Die Tage, die es noch gibt, intensiver zu leben, das versucht man unter anderem mit gemeinsamen Lama-Wanderungen im Rahmen der Geschwistergruppe. - © Kinderhospiz Netz
Die Tage, die es noch gibt, intensiver zu leben, das versucht man unter anderem mit gemeinsamen Lama-Wanderungen im Rahmen der Geschwistergruppe. - © Kinderhospiz Netz

Wien. Wenn ein Kind lebensverkürzend krank zur Welt kommt, hat es ganz andere Bedürfnisse als ein älterer Mensch am Ende seines Lebens. Auch, weil neben dem Kind selbst Eltern und Geschwister betroffen sind.

Wie es ist, ein schwerkrankes, vielleicht mehrfach behindertes Kind mit verkürzter Lebenszeit zu betreuen, weiß Sabine Reisinger gut. "Spätestens nach einigen Jahren sind die Eltern ausgebrannt, können nicht mehr", sagt sie. "Viele schlafen kaum, weil sie etwa in der Nacht alle zwei Stunden aufstehen und die Sauerstoffzufuhr überprüfen." Die meisten Beziehungen von Eltern der kleinen Patienten gehen laut Reisinger spätestens ein paar Jahre nach dem Tod des Kindes in die Brüche. Und auch die Geschwister leiden oft übermäßig unter der Situation, ein "normales" Familienleben kennen sie praktisch nicht.

Um betroffene Familien zu unterstützen, hat Reisinger gemeinsam mit der Palliativmedizinerin Brigitte Humer-Tischler 2005 in Wien den Verein Kinderhospiz Netz gegründet, dem sie seit einem Jahr als Obfrau vorsteht. "Anfangs ging es uns darum, die Öffentlichkeit für das Thema zu sensibilisieren, denn bis dahin war es kaum im Bewusstsein der Menschen verankert, dass auch Kinder sterben und palliative, ganzheitliche Betreuung benötigen", sagt Reisinger.

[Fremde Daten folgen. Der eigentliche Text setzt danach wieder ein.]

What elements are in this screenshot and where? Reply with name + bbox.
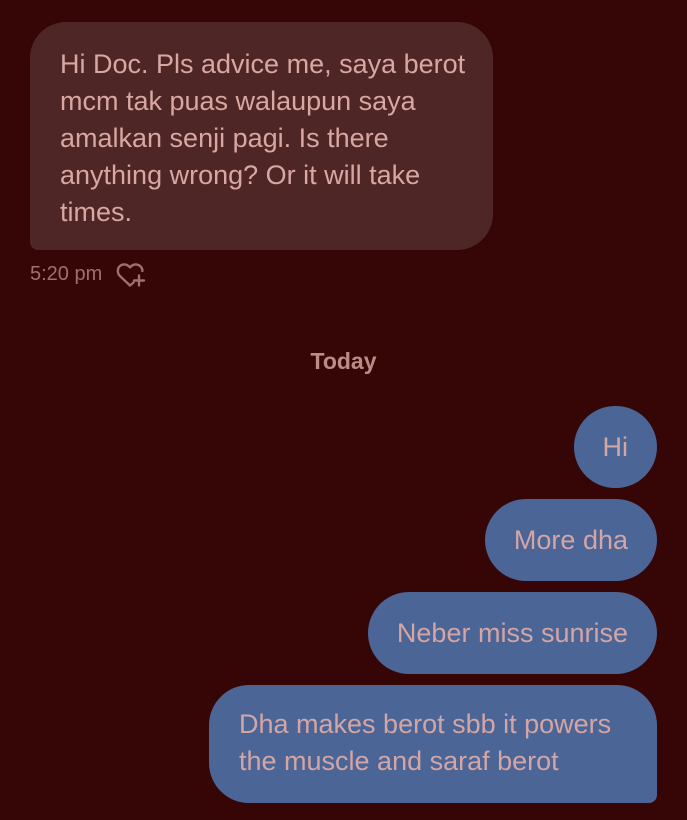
outgoing-message-text: More dha xyxy=(513,525,628,555)
date-separator: Today xyxy=(310,348,377,374)
incoming-message-text: Hi Doc. Pls advice me, saya berot mcm ta… xyxy=(60,49,466,227)
outgoing-message-bubble[interactable]: Hi xyxy=(573,406,657,488)
heart-plus-icon[interactable] xyxy=(116,260,146,288)
outgoing-message-bubble[interactable]: Dha makes berot sbb it powers the muscle… xyxy=(209,685,657,803)
outgoing-message-bubble[interactable]: More dha xyxy=(484,499,657,581)
outgoing-message-text: Neber miss sunrise xyxy=(396,618,628,648)
outgoing-message-bubble[interactable]: Neber miss sunrise xyxy=(367,592,657,674)
message-timestamp: 5:20 pm xyxy=(30,262,103,285)
outgoing-message-text: Hi xyxy=(602,432,629,462)
message-meta: 5:20 pm xyxy=(30,258,146,290)
incoming-message-bubble[interactable]: Hi Doc. Pls advice me, saya berot mcm ta… xyxy=(30,22,493,250)
outgoing-message-text: Dha makes berot sbb it powers the muscle… xyxy=(239,709,612,776)
conversation-view: Hi Doc. Pls advice me, saya berot mcm ta… xyxy=(0,0,687,820)
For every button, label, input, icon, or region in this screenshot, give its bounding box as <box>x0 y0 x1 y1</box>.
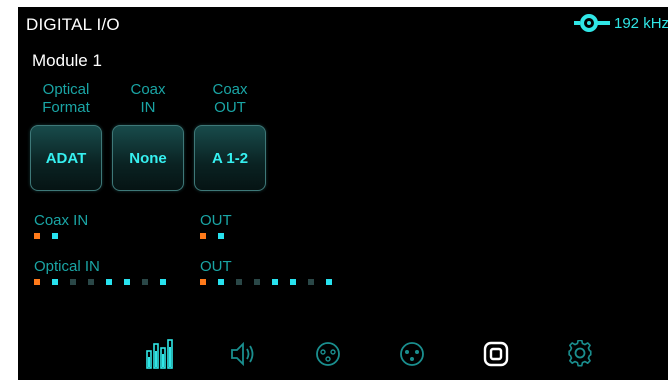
coax-in-header-line2: IN <box>140 99 156 116</box>
coax-out-header: Coax OUT <box>185 81 275 117</box>
nav-meters[interactable] <box>118 337 202 371</box>
clock-sync-icon <box>574 14 610 32</box>
module-name: Module 1 <box>32 51 102 70</box>
optical-in-signal-label: Optical IN <box>34 258 100 275</box>
coax-in-signal-label: Coax IN <box>34 212 89 229</box>
nav-settings[interactable] <box>538 337 622 371</box>
coax-in-header: Coax IN <box>103 81 193 117</box>
led-indicator <box>52 279 58 285</box>
speaker-icon <box>231 341 254 367</box>
led-indicator <box>200 233 206 239</box>
led-indicator <box>160 279 166 285</box>
optical-format-header-line2: Format <box>42 99 90 116</box>
optical-format-button[interactable]: ADAT <box>30 125 102 191</box>
gear-icon <box>568 340 592 367</box>
coax-in-header-line1: Coax <box>130 81 166 98</box>
led-indicator <box>290 279 296 285</box>
xlr-input-icon <box>316 342 340 366</box>
coax-out-signal-label: OUT <box>200 212 232 229</box>
led-indicator <box>218 233 224 239</box>
nav-xlr-output[interactable] <box>370 337 454 371</box>
xlr-output-icon <box>400 342 424 366</box>
optical-out-signal-label: OUT <box>200 258 232 275</box>
led-indicator <box>254 279 260 285</box>
nav-xlr-input[interactable] <box>286 337 370 371</box>
led-indicator <box>124 279 130 285</box>
sample-rate-label: 192 kHz <box>614 14 668 32</box>
coax-out-header-line1: Coax <box>212 81 248 98</box>
led-indicator <box>142 279 148 285</box>
led-indicator <box>52 233 58 239</box>
coax-out-leds <box>200 233 236 239</box>
bottom-nav <box>118 337 622 371</box>
digital-io-icon <box>483 341 509 367</box>
device-screen: DIGITAL I/O 192 kHz Module 1 Optical For… <box>18 7 668 380</box>
coax-out-button[interactable]: A 1-2 <box>194 125 266 191</box>
led-indicator <box>70 279 76 285</box>
optical-out-leds <box>200 279 344 285</box>
led-indicator <box>200 279 206 285</box>
led-indicator <box>106 279 112 285</box>
led-indicator <box>308 279 314 285</box>
led-indicator <box>34 233 40 239</box>
led-indicator <box>272 279 278 285</box>
meters-icon <box>146 339 173 369</box>
optical-format-header-line1: Optical <box>42 81 90 98</box>
led-indicator <box>34 279 40 285</box>
coax-in-button[interactable]: None <box>112 125 184 191</box>
nav-digital-io[interactable] <box>454 337 538 371</box>
led-indicator <box>236 279 242 285</box>
coax-out-header-line2: OUT <box>214 99 246 116</box>
optical-format-header: Optical Format <box>21 81 111 117</box>
page-title: DIGITAL I/O <box>26 15 120 34</box>
led-indicator <box>88 279 94 285</box>
sample-rate-indicator: 192 kHz <box>574 12 668 34</box>
coax-in-leds <box>34 233 70 239</box>
nav-speaker[interactable] <box>202 337 286 371</box>
led-indicator <box>326 279 332 285</box>
led-indicator <box>218 279 224 285</box>
optical-in-leds <box>34 279 178 285</box>
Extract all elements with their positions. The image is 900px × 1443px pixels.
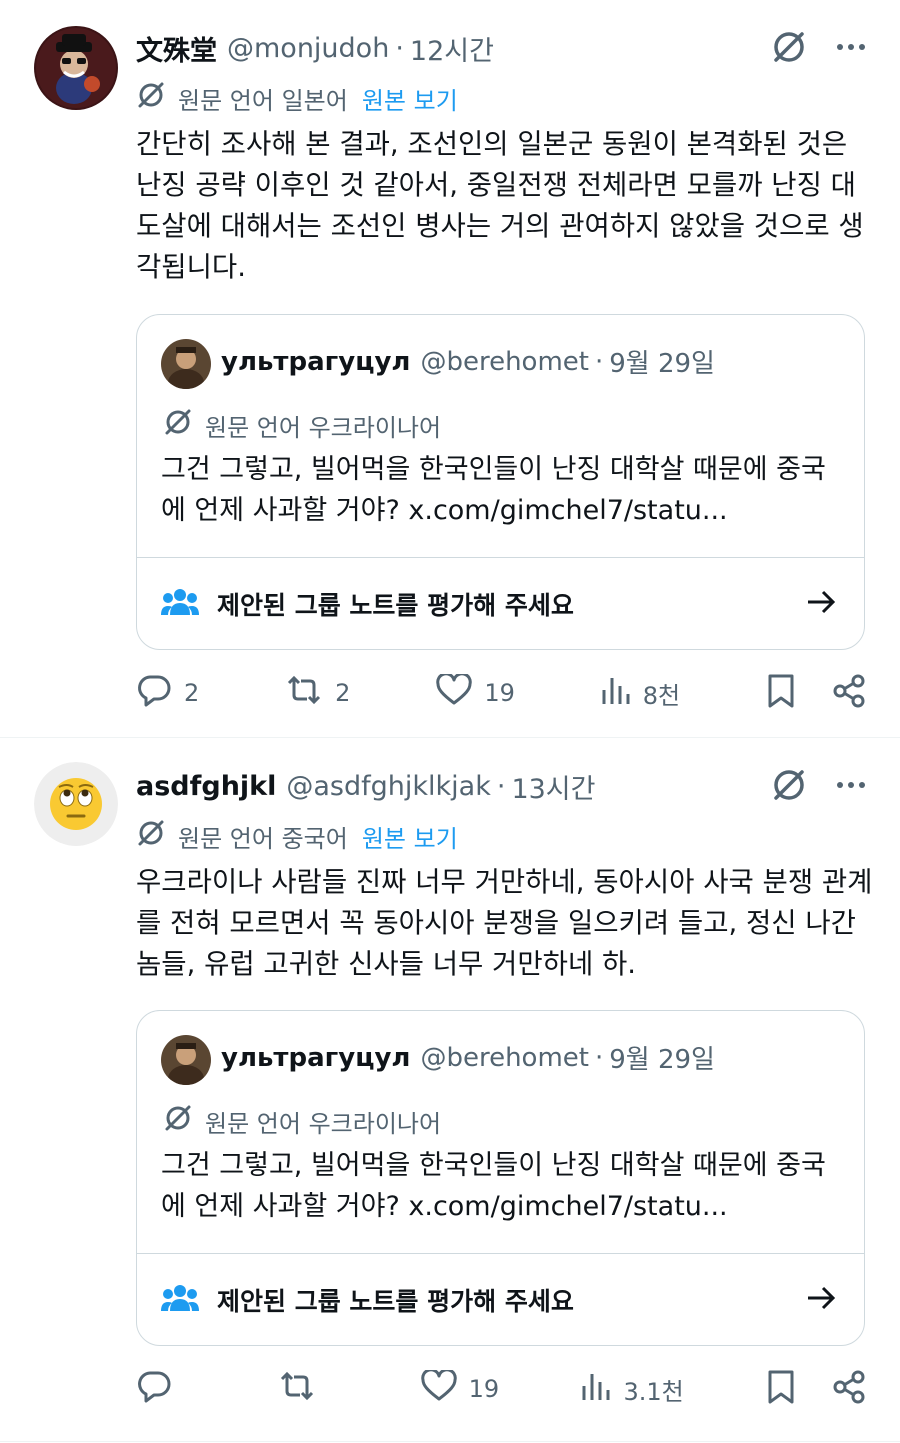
views-icon: [601, 674, 631, 712]
community-note-prompt[interactable]: 제안된 그룹 노트를 평가해 주세요: [137, 557, 864, 649]
reply-count: 2: [184, 679, 200, 707]
action-bar: 19 3.1천: [136, 1368, 866, 1410]
quoted-display-name: ультрагуцул: [221, 346, 411, 377]
translate-icon[interactable]: [770, 28, 808, 66]
like-icon: [436, 672, 473, 712]
quoted-timestamp: 9월 29일: [609, 1045, 715, 1075]
more-icon[interactable]: [836, 42, 866, 52]
community-note-label: 제안된 그룹 노트를 평가해 주세요: [217, 590, 574, 620]
quoted-tweet[interactable]: ультрагуцул @berehomet · 9월 29일 원문 언어 우크…: [136, 314, 865, 650]
share-icon[interactable]: [832, 1370, 866, 1408]
reply-button[interactable]: 2: [136, 672, 199, 714]
bookmark-icon[interactable]: [766, 1369, 796, 1409]
quoted-avatar[interactable]: [161, 339, 211, 389]
show-original-link[interactable]: 원본 보기: [362, 819, 458, 854]
tweet[interactable]: 文殊堂 @monjudoh · 12시간 원문 언어 일본어 원본 보기 간단히…: [0, 0, 900, 738]
separator-dot: ·: [496, 770, 506, 802]
translate-icon: [163, 1103, 193, 1139]
avatar[interactable]: [34, 762, 118, 846]
view-count: 3.1천: [623, 1377, 684, 1406]
header-actions: [770, 28, 866, 66]
reply-button[interactable]: [136, 1368, 196, 1410]
timestamp[interactable]: 13시간: [511, 767, 595, 806]
display-name[interactable]: asdfghjkl: [136, 771, 276, 802]
quoted-translation-info: 원문 언어 우크라이나어: [163, 1103, 441, 1139]
timeline-feed: 文殊堂 @monjudoh · 12시간 원문 언어 일본어 원본 보기 간단히…: [0, 0, 900, 1442]
arrow-right-icon: [806, 589, 836, 619]
tweet-text: 간단히 조사해 본 결과, 조선인의 일본군 동원이 본격화된 것은 난징 공략…: [136, 128, 864, 283]
quoted-translation-label: 원문 언어 우크라이나어: [205, 1109, 442, 1138]
views-button[interactable]: 8천: [601, 674, 680, 712]
like-button[interactable]: 19: [436, 672, 515, 712]
repost-button[interactable]: [278, 1369, 338, 1409]
community-note-label: 제안된 그룹 노트를 평가해 주세요: [217, 1286, 574, 1316]
repost-count: 2: [335, 679, 351, 707]
translation-label: 원문 언어 중국어: [178, 824, 348, 853]
like-count: 19: [484, 679, 515, 707]
translate-icon: [136, 80, 166, 116]
action-bar: 2 2 19 8천: [136, 672, 866, 714]
quoted-text: 그건 그렇고, 빌어먹을 한국인들이 난징 대학살 때문에 중국에 언제 사과할…: [161, 1150, 826, 1222]
secondary-actions: [766, 673, 866, 713]
quoted-display-name: ультрагуцул: [221, 1042, 411, 1073]
more-icon[interactable]: [836, 780, 866, 790]
repost-icon: [278, 1369, 316, 1409]
separator-dot: ·: [594, 1042, 604, 1073]
separator-dot: ·: [594, 346, 604, 377]
like-button[interactable]: 19: [420, 1368, 500, 1408]
quoted-text: 그건 그렇고, 빌어먹을 한국인들이 난징 대학살 때문에 중국에 언제 사과할…: [161, 454, 826, 526]
bookmark-icon[interactable]: [766, 673, 796, 713]
view-count: 8천: [642, 681, 681, 710]
reply-icon: [136, 1368, 172, 1410]
timestamp[interactable]: 12시간: [410, 29, 494, 68]
avatar[interactable]: [34, 26, 118, 110]
translation-info: 원문 언어 중국어 원본 보기: [136, 818, 458, 854]
repost-icon: [285, 673, 323, 713]
tweet-text: 우크라이나 사람들 진짜 너무 거만하네, 동아시아 사국 분쟁 관계를 전혀 …: [136, 866, 873, 980]
translate-icon[interactable]: [770, 766, 808, 804]
like-icon: [420, 1368, 457, 1408]
views-button[interactable]: 3.1천: [581, 1370, 684, 1408]
translate-icon: [163, 407, 193, 443]
translation-info: 원문 언어 일본어 원본 보기: [136, 80, 458, 116]
quoted-tweet[interactable]: ультрагуцул @berehomet · 9월 29일 원문 언어 우크…: [136, 1010, 865, 1346]
arrow-right-icon: [806, 1285, 836, 1315]
community-notes-icon: [161, 587, 199, 621]
header-actions: [770, 766, 866, 804]
quoted-header: ультрагуцул @berehomet · 9월 29일: [221, 1039, 715, 1076]
display-name[interactable]: 文殊堂: [136, 29, 217, 68]
secondary-actions: [766, 1369, 866, 1409]
quoted-avatar[interactable]: [161, 1035, 211, 1085]
tweet-header: 文殊堂 @monjudoh · 12시간: [136, 28, 494, 68]
quoted-translation-label: 원문 언어 우크라이나어: [205, 413, 442, 442]
translate-icon: [136, 818, 166, 854]
community-notes-icon: [161, 1283, 199, 1317]
tweet-header: asdfghjkl @asdfghjklkjak · 13시간: [136, 766, 596, 806]
tweet[interactable]: asdfghjkl @asdfghjklkjak · 13시간 원문 언어 중국…: [0, 738, 900, 1442]
quoted-user-handle: @berehomet: [420, 1042, 589, 1073]
community-note-prompt[interactable]: 제안된 그룹 노트를 평가해 주세요: [137, 1253, 864, 1345]
separator-dot: ·: [395, 32, 404, 64]
reply-icon: [136, 672, 172, 714]
user-handle[interactable]: @monjudoh: [227, 33, 389, 64]
quoted-translation-info: 원문 언어 우크라이나어: [163, 407, 441, 443]
quoted-user-handle: @berehomet: [420, 346, 589, 377]
share-icon[interactable]: [832, 674, 866, 712]
translation-label: 원문 언어 일본어: [178, 86, 348, 115]
show-original-link[interactable]: 원본 보기: [362, 81, 458, 116]
like-count: 19: [468, 1375, 500, 1403]
quoted-header: ультрагуцул @berehomet · 9월 29일: [221, 343, 715, 380]
user-handle[interactable]: @asdfghjklkjak: [286, 771, 490, 802]
views-icon: [581, 1370, 611, 1408]
quoted-timestamp: 9월 29일: [609, 349, 715, 379]
repost-button[interactable]: 2: [285, 673, 350, 713]
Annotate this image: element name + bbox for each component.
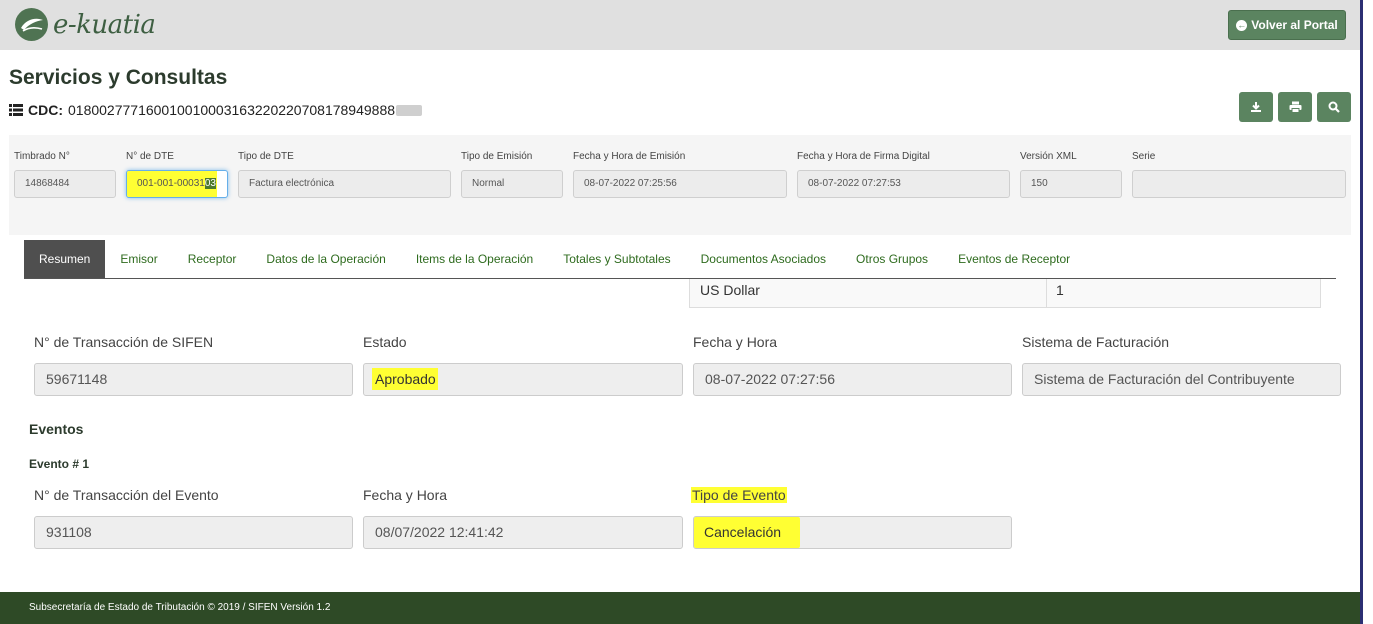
download-icon [1251, 102, 1261, 112]
event-type-value: Cancelación [694, 517, 800, 548]
tipo-emision-label: Tipo de Emisión [461, 151, 533, 162]
serie-input[interactable] [1132, 170, 1346, 198]
back-to-portal-label: Volver al Portal [1251, 18, 1338, 32]
events-heading: Eventos [29, 421, 84, 437]
toolbar [1239, 92, 1351, 122]
top-bar: e-kuatia ← Volver al Portal [0, 0, 1360, 50]
nro-dte-label: N° de DTE [126, 151, 174, 162]
currency-cell: US Dollar [700, 282, 760, 298]
estado-input[interactable]: Aprobado [363, 363, 683, 396]
sistema-facturacion-label: Sistema de Facturación [1022, 334, 1170, 350]
list-icon [9, 104, 23, 116]
nro-dte-highlight: 001-001-0003103 [127, 171, 217, 197]
serie-label: Serie [1132, 151, 1156, 162]
version-xml-input[interactable]: 150 [1020, 170, 1122, 198]
tipo-emision-input[interactable]: Normal [461, 170, 563, 198]
fecha-firma-input[interactable]: 08-07-2022 07:27:53 [797, 170, 1010, 198]
tab-receptor[interactable]: Receptor [173, 240, 252, 278]
event-fecha-label: Fecha y Hora [363, 487, 448, 503]
nro-dte-selected-digits: 03 [204, 178, 216, 189]
fecha-emision-input[interactable]: 08-07-2022 07:25:56 [573, 170, 787, 198]
cdc-value: 0180027771600100100031632202207081789498… [68, 102, 396, 118]
fecha-hora-label: Fecha y Hora [693, 334, 778, 350]
download-button[interactable] [1239, 92, 1273, 122]
tab-eventos-receptor[interactable]: Eventos de Receptor [943, 240, 1085, 278]
sifen-transaction-input[interactable]: 59671148 [34, 363, 353, 396]
sifen-transaction-label: N° de Transacción de SIFEN [34, 334, 214, 350]
event-transaction-label: N° de Transacción del Evento [34, 487, 219, 503]
fecha-firma-label: Fecha y Hora de Firma Digital [797, 151, 930, 162]
currency-table-row: US Dollar 1 [689, 279, 1321, 308]
footer: Subsecretaría de Estado de Tributación ©… [0, 592, 1360, 624]
tipo-dte-label: Tipo de DTE [238, 151, 294, 162]
tab-datos-operacion[interactable]: Datos de la Operación [251, 240, 400, 278]
estado-label: Estado [363, 334, 407, 350]
event-transaction-input[interactable]: 931108 [34, 516, 353, 549]
print-icon [1289, 101, 1301, 113]
logo[interactable]: e-kuatia [15, 8, 156, 41]
page-title: Servicios y Consultas [9, 66, 228, 89]
document-meta-panel: Timbrado N° 14868484 N° de DTE 001-001-0… [9, 135, 1351, 235]
search-button[interactable] [1317, 92, 1351, 122]
print-button[interactable] [1278, 92, 1312, 122]
window-edge [1360, 0, 1373, 624]
exchange-rate-cell: 1 [1056, 282, 1064, 298]
cell-divider [1046, 279, 1047, 307]
event-type-label: Tipo de Evento [691, 487, 787, 503]
redacted-digits [396, 104, 423, 116]
logo-leaf-icon [15, 8, 48, 41]
tab-otros-grupos[interactable]: Otros Grupos [841, 240, 943, 278]
estado-value: Aprobado [372, 368, 438, 390]
event-1-heading: Evento # 1 [29, 457, 90, 471]
search-icon [1328, 101, 1340, 113]
tab-totales[interactable]: Totales y Subtotales [548, 240, 685, 278]
version-xml-label: Versión XML [1020, 151, 1077, 162]
event-type-input[interactable]: Cancelación [693, 516, 1012, 549]
tab-bar: Resumen Emisor Receptor Datos de la Oper… [24, 240, 1336, 279]
nro-dte-input[interactable]: 001-001-0003103 [126, 170, 228, 198]
fecha-emision-label: Fecha y Hora de Emisión [573, 151, 686, 162]
arrow-left-circle-icon: ← [1236, 19, 1248, 31]
tab-documentos-asociados[interactable]: Documentos Asociados [686, 240, 841, 278]
tab-emisor[interactable]: Emisor [105, 240, 172, 278]
fecha-hora-input[interactable]: 08-07-2022 07:27:56 [693, 363, 1012, 396]
tab-resumen[interactable]: Resumen [24, 240, 106, 278]
logo-text: e-kuatia [53, 9, 156, 40]
timbrado-input[interactable]: 14868484 [14, 170, 116, 198]
nro-dte-value: 001-001-00031 [137, 178, 205, 189]
tipo-dte-input[interactable]: Factura electrónica [238, 170, 451, 198]
sistema-facturacion-input[interactable]: Sistema de Facturación del Contribuyente [1022, 363, 1341, 396]
cdc-line: CDC: 01800277716001001000316322022070817… [9, 102, 423, 118]
timbrado-label: Timbrado N° [14, 151, 70, 162]
back-to-portal-button[interactable]: ← Volver al Portal [1228, 10, 1346, 40]
event-fecha-input[interactable]: 08/07/2022 12:41:42 [363, 516, 683, 549]
tab-items-operacion[interactable]: Items de la Operación [401, 240, 548, 278]
cdc-label: CDC: [28, 102, 63, 118]
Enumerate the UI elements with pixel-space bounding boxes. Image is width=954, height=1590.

Während in manchen anderen Ländern Kinder in den Armen ihrer Eltern sterben dürfen, passiert das hierzulande häufig in steriler Umgebung. Als Beispiel für die Notwendigkeit einer eigenen Palliativbetreuung für Kinder nennt Reisinger die vielen Stoffwechselerkrankungen, die oft von Geburt an bestehen. Betroffene sind von Anfang an palliativ, lediglich eine medizinische Behandlung der Folgen ist möglich. Gerade für solche Kinder kann ein mobiles Hospizteam sorgen, auch um den Kleinen einen dauerhaften Aufenthalt im Krankenhaus zu ersparen. "Für die Ärzte dort ist es ja oft auch schwierig, denn sie sind auf Heilung ausgerichtet, aber die gibt es nicht", zeigt Reisinger Verständnis.

Viel wesentlicher ist es daher, Kindern, die das Erwachsenenalter kaum erreichen werden, das Leben trotzdem so schön wie möglich zu machen. Denn darum geht es letztlich, sagt Reisinger: "Um die Begleitung nicht im Sterben, sondern im Leben. Darum, die Tage, die es noch gibt, intensiver zu leben." Das will sie auch mit der Mohnblume zeigen, dem Symbol des Vereins. "Meine Lieblingsblume", lacht Reisinger. "Sie ist zart, durchsichtig und kräftig zugleich, genauso wie die Kinder. Und die Kapsel steht für Opiate, also das Morphium, das die Kinder oft bekommen."